The Organic Law for the protection of data of a personal nature and the regularities of security measures of automated files with personal data are the basics for all companies and self-employed persons who in their day to day work deal with personal data. This law establishes how this data should be collected, stored, conserved, what consent is necessary etc. This refers to data stored in paper or digital format.
Who is obliged to comply with this law?
All self-employed persons, communities of owners and companies both public as well as private that have security cameras or files that hold personal data of their clients, owners, tenants or employees are obligated to comply with this legislation.
Thanks to the data protection agency, the Spanish Tax Office collected more than 250 million Euros in fines during last year alone and for this precise reason, fines in this regard have been increased this year.
Last year, the fine for not registering your company with the Data Protection Agency was set at 600€ but today it stands at 900€ and there is no appeal process against any decision made by the Agency as they, like the Tax Office are a public organization.
When am I obliged to register?
Registration should take place within the first 30 days of starting to deal with a client’s personal data.

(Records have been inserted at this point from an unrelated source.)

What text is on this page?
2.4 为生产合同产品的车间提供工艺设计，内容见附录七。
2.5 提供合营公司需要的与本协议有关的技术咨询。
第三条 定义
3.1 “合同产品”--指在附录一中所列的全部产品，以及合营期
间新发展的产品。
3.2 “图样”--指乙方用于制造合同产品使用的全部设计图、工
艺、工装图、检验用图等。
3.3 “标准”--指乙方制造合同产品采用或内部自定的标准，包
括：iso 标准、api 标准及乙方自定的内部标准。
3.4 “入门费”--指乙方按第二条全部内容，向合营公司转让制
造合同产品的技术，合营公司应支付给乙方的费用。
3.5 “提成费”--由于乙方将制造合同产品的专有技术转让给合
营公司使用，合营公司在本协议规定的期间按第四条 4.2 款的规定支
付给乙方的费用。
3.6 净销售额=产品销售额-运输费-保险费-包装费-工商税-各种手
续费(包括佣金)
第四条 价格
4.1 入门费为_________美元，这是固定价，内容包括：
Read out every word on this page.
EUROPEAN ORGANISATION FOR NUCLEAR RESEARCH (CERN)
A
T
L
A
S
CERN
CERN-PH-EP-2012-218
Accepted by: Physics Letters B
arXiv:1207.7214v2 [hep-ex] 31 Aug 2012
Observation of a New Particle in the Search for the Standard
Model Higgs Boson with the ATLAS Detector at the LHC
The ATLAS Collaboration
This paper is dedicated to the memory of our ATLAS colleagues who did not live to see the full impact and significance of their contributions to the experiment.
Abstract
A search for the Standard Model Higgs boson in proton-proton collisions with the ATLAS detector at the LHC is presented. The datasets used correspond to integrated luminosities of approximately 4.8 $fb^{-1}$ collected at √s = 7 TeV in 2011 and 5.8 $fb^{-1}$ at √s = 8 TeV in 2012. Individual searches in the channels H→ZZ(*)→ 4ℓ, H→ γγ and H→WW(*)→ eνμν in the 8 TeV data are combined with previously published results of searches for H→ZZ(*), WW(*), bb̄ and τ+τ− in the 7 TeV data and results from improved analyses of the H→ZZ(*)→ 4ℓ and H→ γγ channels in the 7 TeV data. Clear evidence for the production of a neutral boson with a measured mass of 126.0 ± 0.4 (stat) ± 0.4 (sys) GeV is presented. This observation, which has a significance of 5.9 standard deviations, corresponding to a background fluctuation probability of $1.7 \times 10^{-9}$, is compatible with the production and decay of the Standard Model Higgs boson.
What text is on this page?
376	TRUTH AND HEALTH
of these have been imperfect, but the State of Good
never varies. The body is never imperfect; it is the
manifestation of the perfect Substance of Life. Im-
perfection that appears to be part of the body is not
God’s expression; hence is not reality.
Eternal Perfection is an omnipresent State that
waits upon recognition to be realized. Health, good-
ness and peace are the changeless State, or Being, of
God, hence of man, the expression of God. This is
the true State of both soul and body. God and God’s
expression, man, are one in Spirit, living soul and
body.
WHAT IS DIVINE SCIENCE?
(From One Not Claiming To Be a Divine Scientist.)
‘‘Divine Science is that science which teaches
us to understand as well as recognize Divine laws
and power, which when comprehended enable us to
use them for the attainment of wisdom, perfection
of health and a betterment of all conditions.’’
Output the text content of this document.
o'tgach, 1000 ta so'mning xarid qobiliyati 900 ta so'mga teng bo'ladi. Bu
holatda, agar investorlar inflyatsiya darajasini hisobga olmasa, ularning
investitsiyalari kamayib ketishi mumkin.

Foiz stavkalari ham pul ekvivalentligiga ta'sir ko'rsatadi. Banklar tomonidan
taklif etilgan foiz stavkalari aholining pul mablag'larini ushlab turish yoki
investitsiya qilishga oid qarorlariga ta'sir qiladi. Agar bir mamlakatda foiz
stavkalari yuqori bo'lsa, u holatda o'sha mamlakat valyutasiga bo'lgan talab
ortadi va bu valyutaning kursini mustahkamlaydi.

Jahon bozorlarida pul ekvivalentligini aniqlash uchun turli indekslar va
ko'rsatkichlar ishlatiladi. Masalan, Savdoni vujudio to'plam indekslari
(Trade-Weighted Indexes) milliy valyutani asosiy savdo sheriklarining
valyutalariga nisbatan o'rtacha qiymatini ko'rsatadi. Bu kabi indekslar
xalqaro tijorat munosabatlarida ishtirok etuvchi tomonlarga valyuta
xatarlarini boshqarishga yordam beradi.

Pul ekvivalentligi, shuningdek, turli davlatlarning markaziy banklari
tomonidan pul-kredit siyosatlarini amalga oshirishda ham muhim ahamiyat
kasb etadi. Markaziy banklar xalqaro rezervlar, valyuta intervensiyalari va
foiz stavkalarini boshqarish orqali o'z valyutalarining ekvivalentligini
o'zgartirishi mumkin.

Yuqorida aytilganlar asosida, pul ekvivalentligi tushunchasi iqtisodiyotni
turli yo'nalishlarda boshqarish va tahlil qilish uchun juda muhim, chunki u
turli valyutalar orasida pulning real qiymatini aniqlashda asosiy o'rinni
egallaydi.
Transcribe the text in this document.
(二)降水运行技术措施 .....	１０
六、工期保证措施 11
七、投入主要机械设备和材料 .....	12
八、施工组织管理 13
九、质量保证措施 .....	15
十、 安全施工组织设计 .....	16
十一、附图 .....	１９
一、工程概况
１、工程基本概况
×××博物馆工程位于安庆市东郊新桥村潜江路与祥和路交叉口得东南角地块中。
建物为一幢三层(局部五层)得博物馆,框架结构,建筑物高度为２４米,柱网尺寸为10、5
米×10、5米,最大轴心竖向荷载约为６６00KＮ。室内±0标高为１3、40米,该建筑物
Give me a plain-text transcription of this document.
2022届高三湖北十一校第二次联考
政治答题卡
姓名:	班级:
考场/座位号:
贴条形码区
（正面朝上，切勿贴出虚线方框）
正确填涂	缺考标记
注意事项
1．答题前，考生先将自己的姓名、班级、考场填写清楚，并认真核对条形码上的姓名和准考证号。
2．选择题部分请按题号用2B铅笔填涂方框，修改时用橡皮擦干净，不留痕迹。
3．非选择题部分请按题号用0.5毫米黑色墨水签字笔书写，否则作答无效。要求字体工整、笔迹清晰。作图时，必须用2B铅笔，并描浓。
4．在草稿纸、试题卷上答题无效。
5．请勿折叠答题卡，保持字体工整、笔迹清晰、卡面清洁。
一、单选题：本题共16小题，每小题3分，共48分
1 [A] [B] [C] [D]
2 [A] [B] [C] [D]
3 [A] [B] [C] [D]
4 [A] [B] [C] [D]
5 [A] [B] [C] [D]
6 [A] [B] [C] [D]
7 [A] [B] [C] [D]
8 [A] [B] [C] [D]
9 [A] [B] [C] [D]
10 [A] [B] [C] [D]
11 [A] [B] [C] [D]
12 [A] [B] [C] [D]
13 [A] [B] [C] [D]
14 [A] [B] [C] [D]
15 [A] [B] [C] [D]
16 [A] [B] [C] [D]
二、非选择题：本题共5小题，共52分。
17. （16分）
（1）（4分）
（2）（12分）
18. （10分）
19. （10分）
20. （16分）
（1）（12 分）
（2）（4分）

There are currently various fines in process due to the lack of registration by many.
If I register with the Data Protection Agency, is that it?
No, just registering does not mean you are complying with the law. Once you have registered, a security document has to be created, contracts for the transfer of data, internal procedures and various other documents as well as an incident book which is obligatory for the audits and inspections are necessary, amongst other things.
If you work from an office, there are other security requirements that must be complied with in regards to the treatment of personal data. Inspections by the agency are carried out periodically, without prior notice and even though the law states that an audit is obligatory every two years, inspections are normally done well before the stipulated time. For that reason, I recommend an internal audit be carried out every six months or at least once a year.
If the Agency audits my company and finds fault with it, what type of fine could I be facing?
At present, there are three types of fines; mild, severe and very severe – in money terms, from 900€ up to 601.000€. To give you an example; not registering in the data protection agency would create a fine of between 900€ to 60.000€. Each case varies depending on the type of data that is manipulated. A tax consultancy office for example, handles the bank details of its clients so the fine would be around 45.000€ to 60.000€. A bar however only handles the details of its employees so the fine would be from around 900€ to 1.800€
The data protection agency is not the only one to report you for non-compliance. The local police as well as the military police are also reporting those companies who have misused client data or used it without the proper authorization. Those companies that have security cameras on their premises must also be very aware because the fines in this regard are quite severe (up to 600.000€) even if the cameras do not actually record images.
So, does that mean that I have the right to know how a company uses my personal data?
Yes, that’s exactly so. You even have the right to access the data they possess as well as to modify or even cancel it.
What exactly does your company, Pengdolph IT & Services do and what value does it have?
My company adapts your company so that it fully complies with each and every aspect of data protection laws.
What has been your experience whilst dealing with people who aren’t well informed on such matters?
Well, once I explain the basics of the law and why they must register, I have found that the majority think that it’s the same as driving, as long as the police don’t stop you, you’re fine but that’s not the case. The tax office itself will begin to request registry documentation and as I mentioned before, last year they received 254 million Euros in fines.
But on the whole, do people accept the information or not?
People are always resistant to change even though it may benefit their company but the law obliges us to adapt. We always think it won’t happen to us but why chance it? Why not make the necessary changes before it’s too late?
Finally, what advice would you give to those who have not as yet registered?
I always say it is better to tackle issues now before they become a serious problem. Also, I would recommend a licensed company, equipped to properly deal with your company’s registry but even if this is the case, you are not exempt from being fined for not complying with the rest of the data protection act. As with any profession, there are people who carry out business activities without the necessary qualifications so you need to double check their credentials. You’ll note that on the Agency’s website there is a multitude of pending lawsuits against companies who due to bad advice do not comply with the law.
I’d like to thank José for taking the time to answer my questions. Here you have all the main facts about the data protection act. Now it is up to you to take action to ensure that your company complies with the law. Not only will it reassure potential clients, it will also protect your current ones.